CSV files have some pretty annoying disadvantages:

- It is slow to read data from CSV -- this is particularly egregious if your data has timestamp columns in it, or if you have strings.
- They are big. This is part of the reason why they're slow, it simply takes a while to move so much text data from disk into memory.
- They are untyped. In CSV, everything is a string -- it's up to the reading program to decide how to interpret the strings.

Parquet files do much better in all of these aspects, at the cost of not being human-readable text files.

In this case, our `train.pq` is 77MB, vs 548MB for `train.csv` -- even though it contains the same data!

This is a pretty normal compression ratio, in my experience -- when there are low cardinality columns, or repeated values, parquet files use tricks like run-length encoding to achieve compression of ratios between 2-10 compared to CSV.

Let's measure how long it takes to read the parquet files:

In [None]:
import pandas as pd
import lightgbm
import numpy as np
import random
import plotly.express as px
from sklearn.model_selection import train_test_split
from sklearn.preprocessing import LabelEncoder

random.seed(64)
np.random.seed(64)

In [None]:
%time df_test = pd.read_parquet('../input/tpsdec2021parquet/test.pq')
%time df = pd.read_parquet('../input/tpsdec2021parquet/train.pq')

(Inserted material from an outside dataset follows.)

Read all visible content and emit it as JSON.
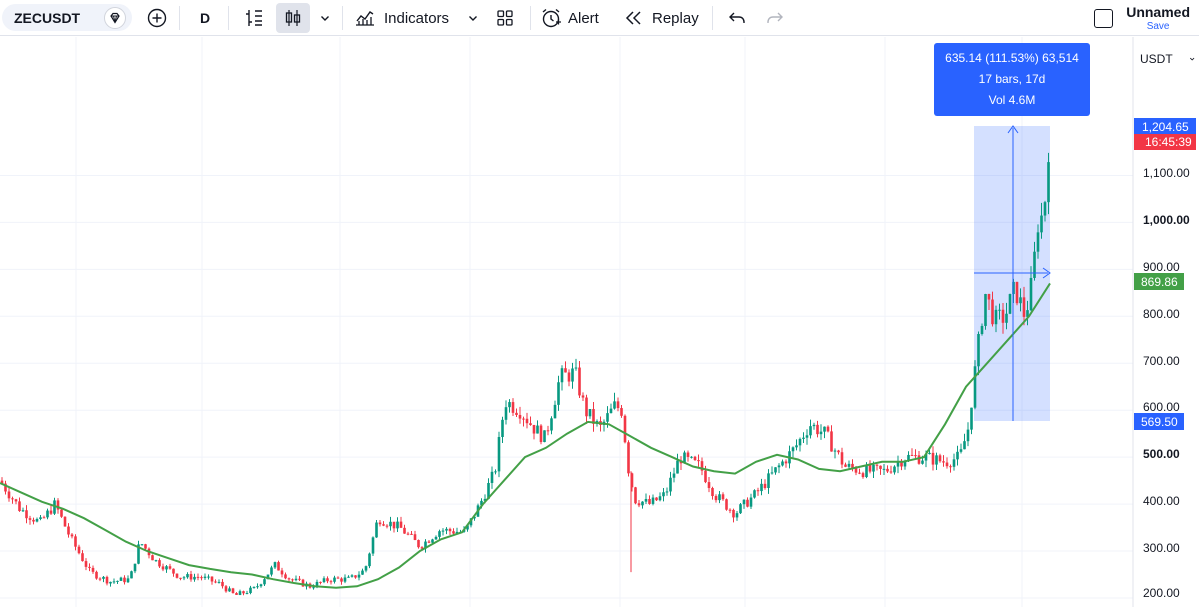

That takes about 1 second on kaggle. Let's compare that with the CSV files:

In [None]:
%time pd.read_csv('../input/tabular-playground-series-dec-2021/test.csv')
%time csv_train = pd.read_csv('../input/tabular-playground-series-dec-2021/train.csv')

At more than 20 seconds, there's really no contest -- especially, because the csv train file has all the wrong datatypes, whereas the parquet file remembers our selection from [the last notebook](https://www.kaggle.com/kaaveland/tps202112-parquet?scriptVersionId=81264309):

In [None]:
df.info()

Use `lightgbm` to estimate feature importances
==

Here's a baseline model I typed up to get some feature importance plots:

In [None]:
label_encoder = LabelEncoder()

X_train, y_train = df.drop(columns=['Id', 'Cover_Type']), label_encoder.fit_transform(df.Cover_Type)
X_train, X_val, y_train, y_val = train_test_split(X_train, y_train, shuffle=True, test_size=.2)
X_test = df_test.drop(columns=['Id'])

In [None]:
%%time

sane_defaults = {
    'objective': 'multiclass',
    'num_class': len(label_encoder.classes_),
    'learning_rate': .025,
    'seed': 64,
    'boosting': 'goss',
    'feature_fraction': .5,
    'force_row_wise': True,
    'metric': ['multi_logloss', 'multi_error'],
    'verbosity': -1,
    'first_metric_only': True,
}

booster = lightgbm.train(
    params=sane_defaults,
    train_set=lightgbm.Dataset(X_train, label=y_train),
    num_boost_round=3000,
    valid_sets=[lightgbm.Dataset(X_val, label=y_val)],
    early_stopping_rounds=50,
    verbose_eval=100,
)

In [None]:
px.bar(
    x=booster.feature_name(),
    y=booster.feature_importance(),
    title='importance_type = "split"'
)

In [None]:
px.bar(
    x=booster.feature_name(),
    y=booster.feature_importance('gain'),
    title='importance_type = "gain"'
)

In [None]:
sub = df_test[['Id']].assign(
    Cover_Type=label_encoder.inverse_transform(booster.predict(X_test).argmax(axis=1))
)

sub.to_csv('submission.csv', index=False)